An air of mystery hovers around the name of George Pancake, one of the early settlers at the little village of that name just east of Washington. Where he came from, when and what became of him are questions that will probably never be answered. He was here for 12 years, and then drifted on west to Ohio… In spite of all efforts to change, the name of Pancake has clung to this village through more than 135 years. First it was Williamsburg, then Martinsburg, and finally Laboratory after Dr. Byron Clark secured a post office for his patent medicine mail order business. But, everyone called it Pancake, and Pancake it still is because it struck the popular fancy as the name of America’s most popular breakfast dish.
Pancake, Texas (map) didn’t exactly qualify as a booming metropolis either. It was large enough nonetheless, to gain an entry in Texas Online from the Texas State Historical Association.
Pancake is at the intersection of Farm roads 2955 and 217, thirteen miles northwest of Gatesville in northern Coryell County. A post office opened there in 1884 with John R. Pancake as postmaster… The population of Pancake was reported as twenty-five from the 1930s through the 1960s. No further estimates were available until 2000 when the population was eleven.

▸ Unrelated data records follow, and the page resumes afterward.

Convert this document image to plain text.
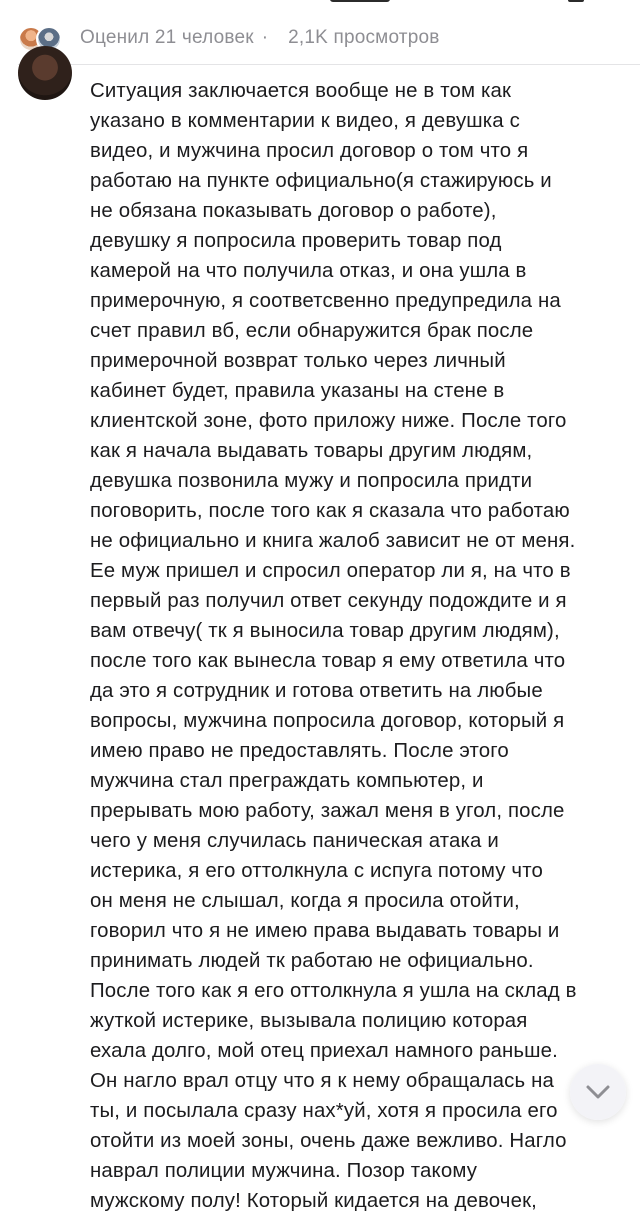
Оценил 21 человек · 2,1K просмотров
Ситуация заключается вообще не в том как
указано в комментарии к видео, я девушка с
видео, и мужчина просил договор о том что я
работаю на пункте официально(я стажируюсь и
не обязана показывать договор о работе),
девушку я попросила проверить товар под
камерой на что получила отказ, и она ушла в
примерочную, я соответсвенно предупредила на
счет правил вб, если обнаружится брак после
примерочной возврат только через личный
кабинет будет, правила указаны на стене в
клиентской зоне, фото приложу ниже. После того
как я начала выдавать товары другим людям,
девушка позвонила мужу и попросила придти
поговорить, после того как я сказала что работаю
не официально и книга жалоб зависит не от меня.
Ее муж пришел и спросил оператор ли я, на что в
первый раз получил ответ секунду подождите и я
вам отвечу( тк я выносила товар другим людям),
после того как вынесла товар я ему ответила что
да это я сотрудник и готова ответить на любые
вопросы, мужчина попросила договор, который я
имею право не предоставлять. После этого
мужчина стал преграждать компьютер, и
прерывать мою работу, зажал меня в угол, после
чего у меня случилась паническая атака и
истерика, я его оттолкнула с испуга потому что
он меня не слышал, когда я просила отойти,
говорил что я не имею права выдавать товары и
принимать людей тк работаю не официально.
После того как я его оттолкнула я ушла на склад в
жуткой истерике, вызывала полицию которая
ехала долго, мой отец приехал намного раньше.
Он нагло врал отцу что я к нему обращалась на
ты, и посылала сразу нах*уй, хотя я просила его
отойти из моей зоны, очень даже вежливо. Нагло
наврал полиции мужчина. Позор такому
мужскому полу! Который кидается на девочек,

Interestingly, anytime I uncovered the origins of a town called Pancake it tied back to someone named Pancake. I attempted to find out where the name came from with mixed results. Ancestry.com said it was German: "Translation of German Pfannkuch(e), North German Pannkoke, Pankauke, or Dutch Pannekoek(e), metonymic occupational names for someone who made and sold pancakes." One of those family crest websites — and yes apparently there was a Pancake family crest — said it was Cornish.
On the other hand, geographic features named pancake seemed to derive from their appearance, said to resemble either a single pancake (i.e., very flat and round) or a stack of pancakes. Pancake Flats was a good example of that principal and I found a couple of others that seemed to qualify likewise.
There was an entire set of mountains stretching 90 miles (140 kilometres) in the central part of Nevada called the Pancake Range. That was probably the largest geographic pancake feature anywhere. U.S. Route 50, a stretch once dubbed the loneliest road in America, crossed directly over the range. It traveled across Pancake Summit (map) at an elevation of 6,521 feet (1,988 metres).
There were pancakes in Canada too! I found a nice one in Ontario called Pancake Bay (map). There was even a Provincial Park located on the bay with "3 km of beautiful sand beach and Caribbean blue water."